Thanks for that added YouTube link. You know I was just gonna go listen to it anyway. Granted… I might just rewatch the final episode of Season 3 just to see the Poker scene again.
Transporters in Star Trek are shown to definitely not be duplication machines. “Our Man Bashir” (DS9) is probably the most definitive proof of that.
Personally, I think transporter technology explains the staunch atheist (but still open-minded and sometimes spiritualist) Federation mindset: they know that their entire being can be reduced to a matter/energy stream. The transporter makes a devastating philosophical challenge to the idea of a “soul.” Which is, ironically, why so many Federation officers refuse to accept anything that challenges that assumption (VOY “Sacred Ground”).
Kirk’s exploits get so exaggerated, lol. He’s a big dork. He’s like a nerd who started working out and acting like a tough guy in his 30s. Picard is just the opposite, like a reformed troublemaker.
And even though Picard has the rep of being the one who romanticizes the concept of exploration (studious, reading about old timey ships, etc.), Kirk’s geeks out about it so much more: he’s obsessed with his ship, he’s studied (and seems to genuinely academically enjoy) space battles, and they even gave him that line in the movies: “Second star to the right… and straight on til morning.”
I applied for cosmetology class when I was in high school. No one questioned it at all because not only was I a blatantly obvious nerd but I was also the only openly gay guy in the school. First day I’m told to meet in a room I didn’t even know existed. Fucking mirrors everywhere. Circular tables around the mirrors with decapitated heads for as far as the eye could see, all with horrific hairstyles and blank, expressionless faces. Went in. Sat down. Realized I was the only one in the room with a set of testicles and started to slowly piece together where I done majorly goofed.

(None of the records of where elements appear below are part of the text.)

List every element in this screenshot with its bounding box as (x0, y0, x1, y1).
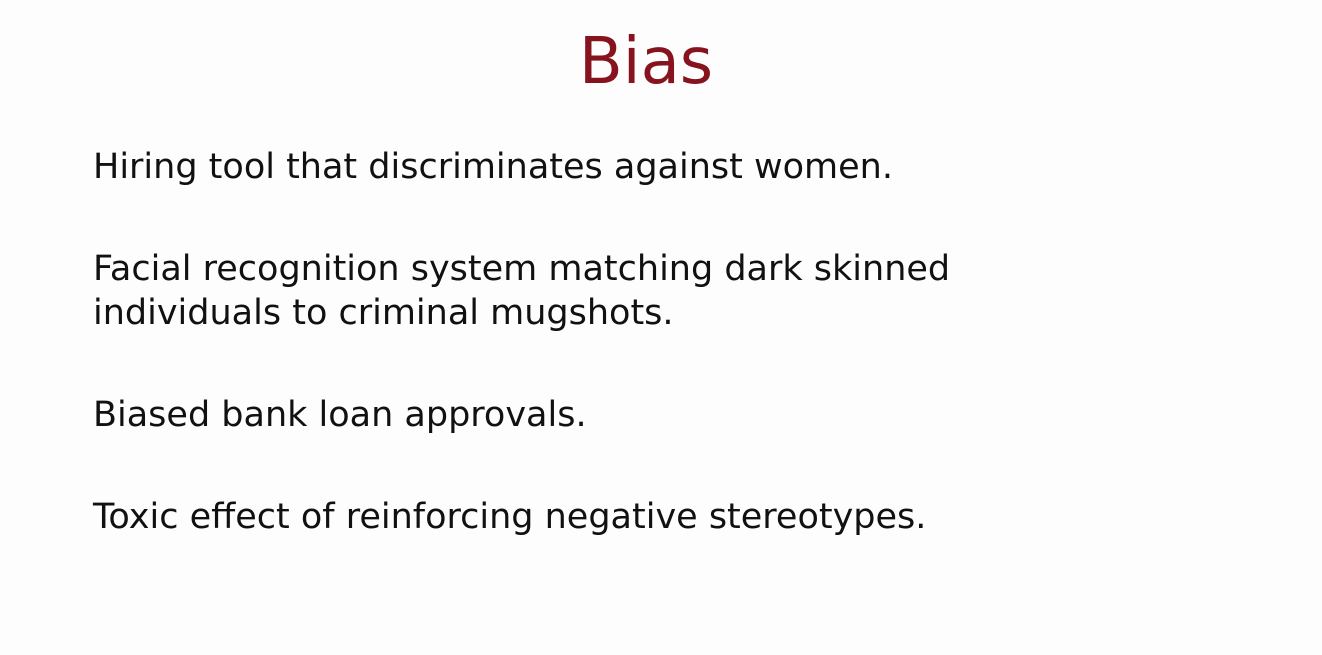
bullet-line: Hiring tool that discriminates against w… (93, 147, 893, 187)
bullet-facial-recognition: Facial recognition system matching dark … (93, 247, 950, 335)
bullet-line: individuals to criminal mugshots. (93, 293, 674, 333)
bullet-bank-loans: Biased bank loan approvals. (93, 393, 587, 437)
bullet-line: Toxic effect of reinforcing negative ste… (93, 497, 927, 537)
bullet-line: Facial recognition system matching dark … (93, 249, 951, 289)
bullet-stereotypes: Toxic effect of reinforcing negative ste… (93, 495, 926, 539)
slide-title: Bias (578, 25, 714, 99)
bullet-hiring-tool: Hiring tool that discriminates against w… (93, 145, 893, 189)
bullet-line: Biased bank loan approvals. (93, 395, 587, 435)
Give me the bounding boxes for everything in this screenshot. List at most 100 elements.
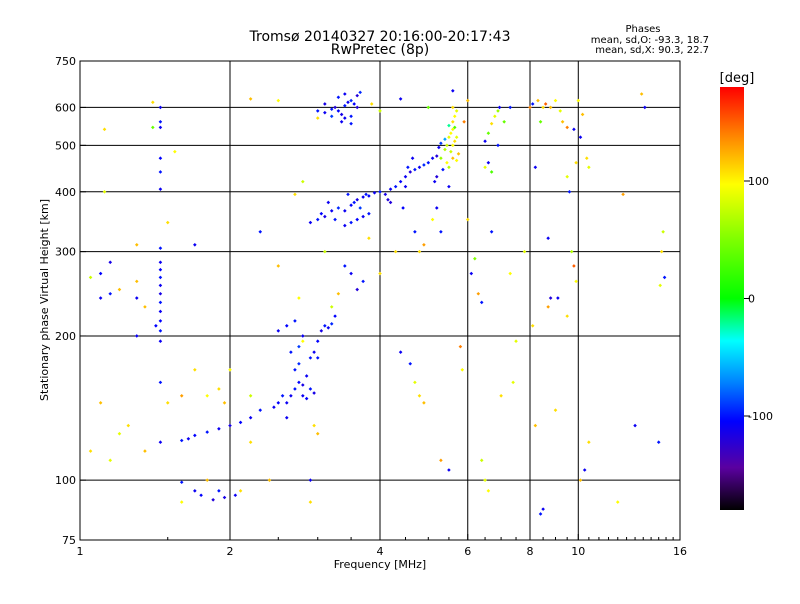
data-point [343, 223, 347, 228]
data-point [158, 300, 163, 305]
x-axis-label: Frequency [MHz] [334, 558, 426, 571]
data-point [658, 283, 662, 288]
data-point [434, 174, 439, 179]
data-point [533, 165, 538, 170]
data-point [398, 350, 403, 354]
data-point [538, 119, 543, 124]
data-point [323, 214, 327, 219]
data-point [546, 305, 550, 309]
data-point [158, 267, 163, 272]
data-point [258, 229, 263, 234]
data-point [179, 438, 184, 443]
data-point [422, 401, 426, 405]
colorbar-ticks: 100 0 -100 [744, 175, 773, 423]
data-point [422, 163, 426, 167]
data-point [336, 291, 341, 296]
data-point [441, 167, 445, 172]
data-point [388, 200, 393, 205]
x-tick-label: 6 [464, 545, 471, 558]
data-point [449, 149, 453, 154]
data-point [158, 246, 163, 250]
data-point [284, 415, 289, 420]
data-point [193, 489, 197, 493]
data-point [546, 236, 550, 240]
data-point [451, 105, 455, 110]
data-point [179, 394, 184, 398]
data-point [304, 396, 309, 401]
y-tick-label: 100 [55, 474, 76, 487]
data-point [233, 493, 238, 498]
data-point [582, 468, 587, 472]
data-point [497, 105, 502, 110]
data-point [297, 296, 301, 300]
data-point [578, 135, 583, 139]
data-point [456, 152, 461, 156]
data-point [248, 415, 253, 420]
data-point [361, 214, 365, 219]
data-point [346, 100, 350, 105]
data-point [361, 279, 365, 284]
data-point [422, 242, 426, 247]
data-point [312, 423, 316, 428]
data-point [408, 361, 413, 366]
data-point [315, 116, 320, 120]
data-point [308, 478, 313, 482]
data-point [486, 489, 491, 493]
data-point [158, 156, 163, 161]
data-point [662, 275, 667, 280]
data-point [276, 401, 281, 405]
data-point [308, 356, 313, 360]
data-point [434, 206, 439, 210]
data-point [315, 431, 320, 436]
data-point [403, 174, 408, 179]
data-point [401, 206, 405, 210]
data-point [301, 334, 305, 338]
data-point [293, 367, 297, 372]
data-point [361, 195, 365, 199]
data-point [336, 95, 341, 100]
data-point [530, 102, 535, 106]
data-point [355, 217, 359, 222]
data-point [312, 391, 316, 395]
data-point [349, 114, 353, 119]
data-point [158, 260, 163, 265]
data-point [569, 249, 574, 254]
data-point [543, 102, 548, 106]
data-point [479, 458, 484, 463]
data-point [126, 423, 131, 428]
data-point [576, 98, 581, 103]
data-point [587, 440, 591, 445]
data-point [398, 179, 403, 184]
data-point [486, 160, 491, 165]
data-point [430, 217, 435, 222]
data-point [276, 264, 281, 268]
data-point [447, 468, 451, 472]
y-tick-label: 500 [55, 139, 76, 152]
x-axis-ticks: 1 2 4 6 8 10 16 [77, 534, 687, 558]
data-point [158, 440, 163, 445]
data-point [329, 305, 334, 309]
data-point [367, 236, 371, 240]
data-point [378, 271, 382, 276]
data-point [355, 105, 359, 110]
data-point [565, 314, 569, 318]
data-point [661, 229, 665, 234]
y-tick-label: 300 [55, 246, 76, 259]
data-point [349, 98, 353, 103]
data-point [228, 423, 232, 428]
data-point [349, 203, 353, 207]
data-point [358, 206, 362, 210]
data-point [323, 110, 327, 115]
data-point [465, 217, 470, 222]
x-tick-label: 8 [527, 545, 534, 558]
data-point [462, 119, 466, 124]
colorbar-label: [deg] [720, 71, 755, 86]
colorbar [720, 87, 744, 510]
data-point [205, 430, 209, 434]
data-point [312, 350, 316, 354]
data-point [508, 271, 512, 276]
data-point [393, 184, 398, 189]
data-point [486, 131, 491, 136]
data-point [343, 103, 347, 108]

Class was surprisingly good. I can french braid now. I did fail however because the teacher hated me. Not only was I gay, which she didn’t like, but I wasn’t a “stereotypical” gay guy which she somehow found more infuriating. A dude who didn’t come off as particularly effeminate but was comfortable enough doing peoples hair. 2 weeks before the final class she ‘lost’ my module and expected me to make up the entirety of the semesters work in 2 weeks. All worked out. She broke her ankle the next year after someone got berated so hard they pissed themselves. Janitor was on the way to clean it up, she wasn’t looking where she was going, and slipped in it and fell down a nearby set of stairs.